Préval hield zich aan zijn belofte en onderhandelde met de importeurs van rijst. Ze aanvaardden de prijs te laten zakken van 51 dollar naar 48 dollar per zak. Het betrof de dertigduizend ton die beschikbaar was en die overeenkomt met de consumptie van één maand. Daarnaast schonk de internationale gemeenschap een subsidie van 5 dollar per zak, zodat die nog 43 dollar kostte.

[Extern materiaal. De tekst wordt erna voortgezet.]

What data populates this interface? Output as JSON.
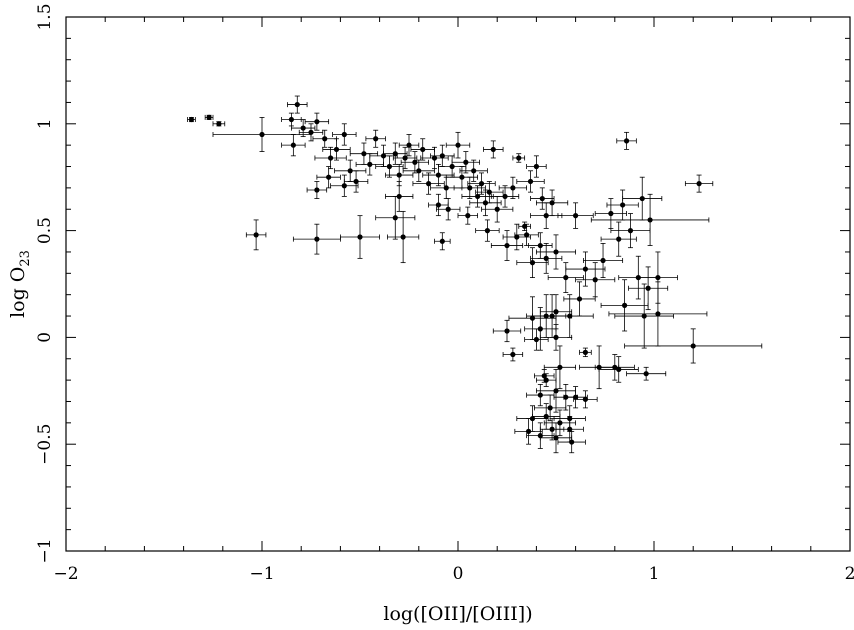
{
  "chart_data": {
    "type": "scatter",
    "title": "",
    "xlabel": "log([OII]/[OIII])",
    "ylabel": "log O23",
    "ylabel_main": "log O",
    "ylabel_sub": "23",
    "xlim": [
      -2,
      2
    ],
    "ylim": [
      -1,
      1.5
    ],
    "xticks": [
      -2,
      -1,
      0,
      1,
      2
    ],
    "yticks": [
      -1,
      -0.5,
      0,
      0.5,
      1,
      1.5
    ],
    "xtick_labels": [
      "−2",
      "−1",
      "0",
      "1",
      "2"
    ],
    "ytick_labels": [
      "−1",
      "−0.5",
      "0",
      "0.5",
      "1",
      "1.5"
    ],
    "grid": false,
    "marker_color": "#000000",
    "points": [
      {
        "x": -1.36,
        "y": 1.02,
        "xerr": 0.02,
        "yerr": 0.01
      },
      {
        "x": -1.27,
        "y": 1.03,
        "xerr": 0.02,
        "yerr": 0.01
      },
      {
        "x": -1.22,
        "y": 1.0,
        "xerr": 0.03,
        "yerr": 0.01
      },
      {
        "x": -1.0,
        "y": 0.95,
        "xerr": 0.25,
        "yerr": 0.08
      },
      {
        "x": -0.85,
        "y": 1.02,
        "xerr": 0.05,
        "yerr": 0.03
      },
      {
        "x": -0.82,
        "y": 1.09,
        "xerr": 0.05,
        "yerr": 0.04
      },
      {
        "x": -0.79,
        "y": 0.98,
        "xerr": 0.06,
        "yerr": 0.04
      },
      {
        "x": -0.84,
        "y": 0.9,
        "xerr": 0.06,
        "yerr": 0.05
      },
      {
        "x": -0.72,
        "y": 1.01,
        "xerr": 0.06,
        "yerr": 0.04
      },
      {
        "x": -0.75,
        "y": 0.96,
        "xerr": 0.06,
        "yerr": 0.04
      },
      {
        "x": -0.68,
        "y": 0.93,
        "xerr": 0.06,
        "yerr": 0.04
      },
      {
        "x": -0.62,
        "y": 0.88,
        "xerr": 0.07,
        "yerr": 0.05
      },
      {
        "x": -0.58,
        "y": 0.95,
        "xerr": 0.06,
        "yerr": 0.05
      },
      {
        "x": -0.65,
        "y": 0.84,
        "xerr": 0.08,
        "yerr": 0.05
      },
      {
        "x": -0.55,
        "y": 0.78,
        "xerr": 0.08,
        "yerr": 0.05
      },
      {
        "x": -0.72,
        "y": 0.69,
        "xerr": 0.05,
        "yerr": 0.04
      },
      {
        "x": -0.66,
        "y": 0.75,
        "xerr": 0.06,
        "yerr": 0.05
      },
      {
        "x": -0.58,
        "y": 0.71,
        "xerr": 0.07,
        "yerr": 0.05
      },
      {
        "x": -0.52,
        "y": 0.73,
        "xerr": 0.06,
        "yerr": 0.05
      },
      {
        "x": -0.48,
        "y": 0.86,
        "xerr": 0.07,
        "yerr": 0.05
      },
      {
        "x": -0.45,
        "y": 0.81,
        "xerr": 0.07,
        "yerr": 0.05
      },
      {
        "x": -0.42,
        "y": 0.93,
        "xerr": 0.05,
        "yerr": 0.04
      },
      {
        "x": -0.38,
        "y": 0.85,
        "xerr": 0.07,
        "yerr": 0.05
      },
      {
        "x": -0.35,
        "y": 0.8,
        "xerr": 0.07,
        "yerr": 0.05
      },
      {
        "x": -0.32,
        "y": 0.86,
        "xerr": 0.06,
        "yerr": 0.05
      },
      {
        "x": -0.3,
        "y": 0.76,
        "xerr": 0.07,
        "yerr": 0.05
      },
      {
        "x": -0.27,
        "y": 0.84,
        "xerr": 0.06,
        "yerr": 0.05
      },
      {
        "x": -0.25,
        "y": 0.9,
        "xerr": 0.05,
        "yerr": 0.05
      },
      {
        "x": -0.22,
        "y": 0.82,
        "xerr": 0.07,
        "yerr": 0.05
      },
      {
        "x": -0.2,
        "y": 0.78,
        "xerr": 0.08,
        "yerr": 0.05
      },
      {
        "x": -0.18,
        "y": 0.88,
        "xerr": 0.06,
        "yerr": 0.05
      },
      {
        "x": -0.15,
        "y": 0.72,
        "xerr": 0.08,
        "yerr": 0.05
      },
      {
        "x": -0.12,
        "y": 0.84,
        "xerr": 0.07,
        "yerr": 0.05
      },
      {
        "x": -0.1,
        "y": 0.76,
        "xerr": 0.08,
        "yerr": 0.05
      },
      {
        "x": -0.08,
        "y": 0.85,
        "xerr": 0.06,
        "yerr": 0.05
      },
      {
        "x": -0.06,
        "y": 0.7,
        "xerr": 0.08,
        "yerr": 0.05
      },
      {
        "x": -0.03,
        "y": 0.8,
        "xerr": 0.07,
        "yerr": 0.05
      },
      {
        "x": 0.0,
        "y": 0.9,
        "xerr": 0.06,
        "yerr": 0.06
      },
      {
        "x": 0.02,
        "y": 0.75,
        "xerr": 0.08,
        "yerr": 0.05
      },
      {
        "x": 0.04,
        "y": 0.82,
        "xerr": 0.07,
        "yerr": 0.05
      },
      {
        "x": 0.06,
        "y": 0.7,
        "xerr": 0.08,
        "yerr": 0.05
      },
      {
        "x": 0.08,
        "y": 0.78,
        "xerr": 0.07,
        "yerr": 0.05
      },
      {
        "x": 0.1,
        "y": 0.66,
        "xerr": 0.08,
        "yerr": 0.05
      },
      {
        "x": 0.12,
        "y": 0.72,
        "xerr": 0.07,
        "yerr": 0.05
      },
      {
        "x": 0.14,
        "y": 0.63,
        "xerr": 0.08,
        "yerr": 0.06
      },
      {
        "x": 0.16,
        "y": 0.68,
        "xerr": 0.07,
        "yerr": 0.05
      },
      {
        "x": 0.18,
        "y": 0.88,
        "xerr": 0.05,
        "yerr": 0.04
      },
      {
        "x": 0.2,
        "y": 0.6,
        "xerr": 0.08,
        "yerr": 0.06
      },
      {
        "x": 0.24,
        "y": 0.66,
        "xerr": 0.07,
        "yerr": 0.05
      },
      {
        "x": 0.28,
        "y": 0.7,
        "xerr": 0.07,
        "yerr": 0.05
      },
      {
        "x": 0.31,
        "y": 0.84,
        "xerr": 0.03,
        "yerr": 0.02
      },
      {
        "x": 0.34,
        "y": 0.52,
        "xerr": 0.03,
        "yerr": 0.02
      },
      {
        "x": 0.37,
        "y": 0.73,
        "xerr": 0.07,
        "yerr": 0.05
      },
      {
        "x": 0.4,
        "y": 0.8,
        "xerr": 0.05,
        "yerr": 0.05
      },
      {
        "x": 0.43,
        "y": 0.65,
        "xerr": 0.06,
        "yerr": 0.05
      },
      {
        "x": 0.45,
        "y": 0.57,
        "xerr": 0.08,
        "yerr": 0.06
      },
      {
        "x": 0.48,
        "y": 0.63,
        "xerr": 0.08,
        "yerr": 0.06
      },
      {
        "x": -0.72,
        "y": 0.46,
        "xerr": 0.12,
        "yerr": 0.07
      },
      {
        "x": -0.5,
        "y": 0.47,
        "xerr": 0.1,
        "yerr": 0.1
      },
      {
        "x": -0.32,
        "y": 0.56,
        "xerr": 0.1,
        "yerr": 0.1
      },
      {
        "x": -0.28,
        "y": 0.47,
        "xerr": 0.08,
        "yerr": 0.12
      },
      {
        "x": -0.08,
        "y": 0.45,
        "xerr": 0.04,
        "yerr": 0.04
      },
      {
        "x": -1.03,
        "y": 0.48,
        "xerr": 0.05,
        "yerr": 0.07
      },
      {
        "x": -0.3,
        "y": 0.66,
        "xerr": 0.07,
        "yerr": 0.07
      },
      {
        "x": -0.1,
        "y": 0.62,
        "xerr": 0.05,
        "yerr": 0.05
      },
      {
        "x": -0.05,
        "y": 0.6,
        "xerr": 0.06,
        "yerr": 0.05
      },
      {
        "x": 0.05,
        "y": 0.57,
        "xerr": 0.05,
        "yerr": 0.04
      },
      {
        "x": 0.15,
        "y": 0.5,
        "xerr": 0.06,
        "yerr": 0.05
      },
      {
        "x": 0.25,
        "y": 0.43,
        "xerr": 0.08,
        "yerr": 0.07
      },
      {
        "x": 0.3,
        "y": 0.47,
        "xerr": 0.07,
        "yerr": 0.06
      },
      {
        "x": 0.35,
        "y": 0.48,
        "xerr": 0.06,
        "yerr": 0.05
      },
      {
        "x": 0.42,
        "y": 0.43,
        "xerr": 0.06,
        "yerr": 0.06
      },
      {
        "x": 0.45,
        "y": 0.37,
        "xerr": 0.08,
        "yerr": 0.07
      },
      {
        "x": 0.5,
        "y": 0.4,
        "xerr": 0.1,
        "yerr": 0.08
      },
      {
        "x": 0.38,
        "y": 0.35,
        "xerr": 0.08,
        "yerr": 0.07
      },
      {
        "x": 0.55,
        "y": 0.28,
        "xerr": 0.09,
        "yerr": 0.07
      },
      {
        "x": 0.6,
        "y": 0.57,
        "xerr": 0.09,
        "yerr": 0.06
      },
      {
        "x": 0.65,
        "y": 0.32,
        "xerr": 0.1,
        "yerr": 0.08
      },
      {
        "x": 0.7,
        "y": 0.27,
        "xerr": 0.1,
        "yerr": 0.08
      },
      {
        "x": 0.74,
        "y": 0.36,
        "xerr": 0.1,
        "yerr": 0.08
      },
      {
        "x": 0.78,
        "y": 0.58,
        "xerr": 0.08,
        "yerr": 0.07
      },
      {
        "x": 0.82,
        "y": 0.46,
        "xerr": 0.09,
        "yerr": 0.08
      },
      {
        "x": 0.84,
        "y": 0.62,
        "xerr": 0.08,
        "yerr": 0.07
      },
      {
        "x": 0.88,
        "y": 0.5,
        "xerr": 0.1,
        "yerr": 0.08
      },
      {
        "x": 0.94,
        "y": 0.65,
        "xerr": 0.1,
        "yerr": 0.1
      },
      {
        "x": 0.98,
        "y": 0.55,
        "xerr": 0.3,
        "yerr": 0.12
      },
      {
        "x": 0.86,
        "y": 0.92,
        "xerr": 0.05,
        "yerr": 0.04
      },
      {
        "x": 1.23,
        "y": 0.72,
        "xerr": 0.07,
        "yerr": 0.04
      },
      {
        "x": 0.92,
        "y": 0.28,
        "xerr": 0.1,
        "yerr": 0.1
      },
      {
        "x": 0.97,
        "y": 0.23,
        "xerr": 0.1,
        "yerr": 0.1
      },
      {
        "x": 1.02,
        "y": 0.28,
        "xerr": 0.1,
        "yerr": 0.12
      },
      {
        "x": 0.62,
        "y": 0.18,
        "xerr": 0.08,
        "yerr": 0.08
      },
      {
        "x": 0.57,
        "y": 0.1,
        "xerr": 0.12,
        "yerr": 0.1
      },
      {
        "x": 0.85,
        "y": 0.15,
        "xerr": 0.12,
        "yerr": 0.12
      },
      {
        "x": 0.95,
        "y": 0.1,
        "xerr": 0.15,
        "yerr": 0.15
      },
      {
        "x": 1.02,
        "y": 0.11,
        "xerr": 0.25,
        "yerr": 0.15
      },
      {
        "x": 1.2,
        "y": -0.04,
        "xerr": 0.35,
        "yerr": 0.08
      },
      {
        "x": 0.25,
        "y": 0.03,
        "xerr": 0.07,
        "yerr": 0.05
      },
      {
        "x": 0.28,
        "y": -0.08,
        "xerr": 0.05,
        "yerr": 0.03
      },
      {
        "x": 0.38,
        "y": 0.09,
        "xerr": 0.12,
        "yerr": 0.1
      },
      {
        "x": 0.42,
        "y": 0.04,
        "xerr": 0.08,
        "yerr": 0.1
      },
      {
        "x": 0.45,
        "y": 0.1,
        "xerr": 0.1,
        "yerr": 0.1
      },
      {
        "x": 0.48,
        "y": 0.1,
        "xerr": 0.1,
        "yerr": 0.1
      },
      {
        "x": 0.5,
        "y": 0.12,
        "xerr": 0.08,
        "yerr": 0.08
      },
      {
        "x": 0.5,
        "y": 0.0,
        "xerr": 0.08,
        "yerr": 0.06
      },
      {
        "x": 0.4,
        "y": -0.01,
        "xerr": 0.06,
        "yerr": 0.05
      },
      {
        "x": 0.65,
        "y": -0.07,
        "xerr": 0.03,
        "yerr": 0.02
      },
      {
        "x": 0.72,
        "y": -0.14,
        "xerr": 0.1,
        "yerr": 0.1
      },
      {
        "x": 0.8,
        "y": -0.14,
        "xerr": 0.1,
        "yerr": 0.06
      },
      {
        "x": 0.82,
        "y": -0.15,
        "xerr": 0.1,
        "yerr": 0.06
      },
      {
        "x": 0.96,
        "y": -0.17,
        "xerr": 0.1,
        "yerr": 0.03
      },
      {
        "x": 0.44,
        "y": -0.18,
        "xerr": 0.05,
        "yerr": 0.03
      },
      {
        "x": 0.45,
        "y": -0.2,
        "xerr": 0.05,
        "yerr": 0.03
      },
      {
        "x": 0.42,
        "y": -0.27,
        "xerr": 0.07,
        "yerr": 0.05
      },
      {
        "x": 0.47,
        "y": -0.33,
        "xerr": 0.08,
        "yerr": 0.06
      },
      {
        "x": 0.5,
        "y": -0.25,
        "xerr": 0.1,
        "yerr": 0.1
      },
      {
        "x": 0.52,
        "y": -0.14,
        "xerr": 0.08,
        "yerr": 0.1
      },
      {
        "x": 0.55,
        "y": -0.28,
        "xerr": 0.06,
        "yerr": 0.06
      },
      {
        "x": 0.6,
        "y": -0.28,
        "xerr": 0.06,
        "yerr": 0.05
      },
      {
        "x": 0.65,
        "y": -0.29,
        "xerr": 0.06,
        "yerr": 0.04
      },
      {
        "x": 0.38,
        "y": -0.38,
        "xerr": 0.08,
        "yerr": 0.06
      },
      {
        "x": 0.45,
        "y": -0.37,
        "xerr": 0.07,
        "yerr": 0.06
      },
      {
        "x": 0.52,
        "y": -0.4,
        "xerr": 0.08,
        "yerr": 0.06
      },
      {
        "x": 0.57,
        "y": -0.38,
        "xerr": 0.08,
        "yerr": 0.06
      },
      {
        "x": 0.36,
        "y": -0.44,
        "xerr": 0.07,
        "yerr": 0.06
      },
      {
        "x": 0.42,
        "y": -0.46,
        "xerr": 0.07,
        "yerr": 0.06
      },
      {
        "x": 0.5,
        "y": -0.47,
        "xerr": 0.08,
        "yerr": 0.07
      },
      {
        "x": 0.57,
        "y": -0.43,
        "xerr": 0.07,
        "yerr": 0.06
      },
      {
        "x": 0.58,
        "y": -0.49,
        "xerr": 0.07,
        "yerr": 0.05
      },
      {
        "x": 0.48,
        "y": -0.43,
        "xerr": 0.06,
        "yerr": 0.05
      }
    ]
  }
}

Foto: AP Photo/Ariane Cubillos

De president bevestigde dat hij de invoerrechten op levensmiddelen niet zal verlagen. Dit zou andere ontwikkelingsprojecten in gevaar brengen, vooral die op het gebied van landbouw. Hij voegde eraan toe dat hij met de handelsbanken zou gaan overleggen om een aanvaardbare financiering uit te werken zodat de invoerders een voorraad rijst zouden kunnen aanleggen die voldoende is voor enkele maanden. Dat zou vermijden dat Haïti volledig afhankelijk is van de escalatie van de prijs van rijst op de internationale markten. Daarenboven zullen de invoerders worden aangespoord ook rijst van Haïtiaanse bodem te verhandelen om op die manier de nationale productie te bevorderen. De minister van Landbouw wil door subsidie de prijs van meststoffen halveren. Er werden nog andere maatregelen om de landbouw te bevorderen. Het is de verwachting dat bij de oogst van november-december het resultaat zichtbaar zal zijn.

Exit Jacques Edouard Alexis

Kort na de eerste rellen kondigde eerste minister Jacques Edouard Alexis een pakket maatregelen van 400 miljoen gourdes aan ter bestrijding van de ellende van de meest kwetsbare bevolkingsgroepen. Hij beloofde werk te maken van projecten die werkgelegenheid moeten scheppen. Daarnaast zouden er restaurants voor de behoeftigen komen. Hij zei dat hij een programma van microkredieten zou opzetten en de landbouw zou steunen. Hij erkende het recht van de burgers om hun ongenoegen te uiten, maar hij wees erop dat bij de betogingen drugshandelaren betrokken waren en anderen die de grondwet niet eerbiedigen. Volgens senator Fortuné is de onrust de wraak van Lavalas en de drugshandelaren. Mensenrechtenorganisaties verweten de regering laksheid en het niet nakomen van beloftes.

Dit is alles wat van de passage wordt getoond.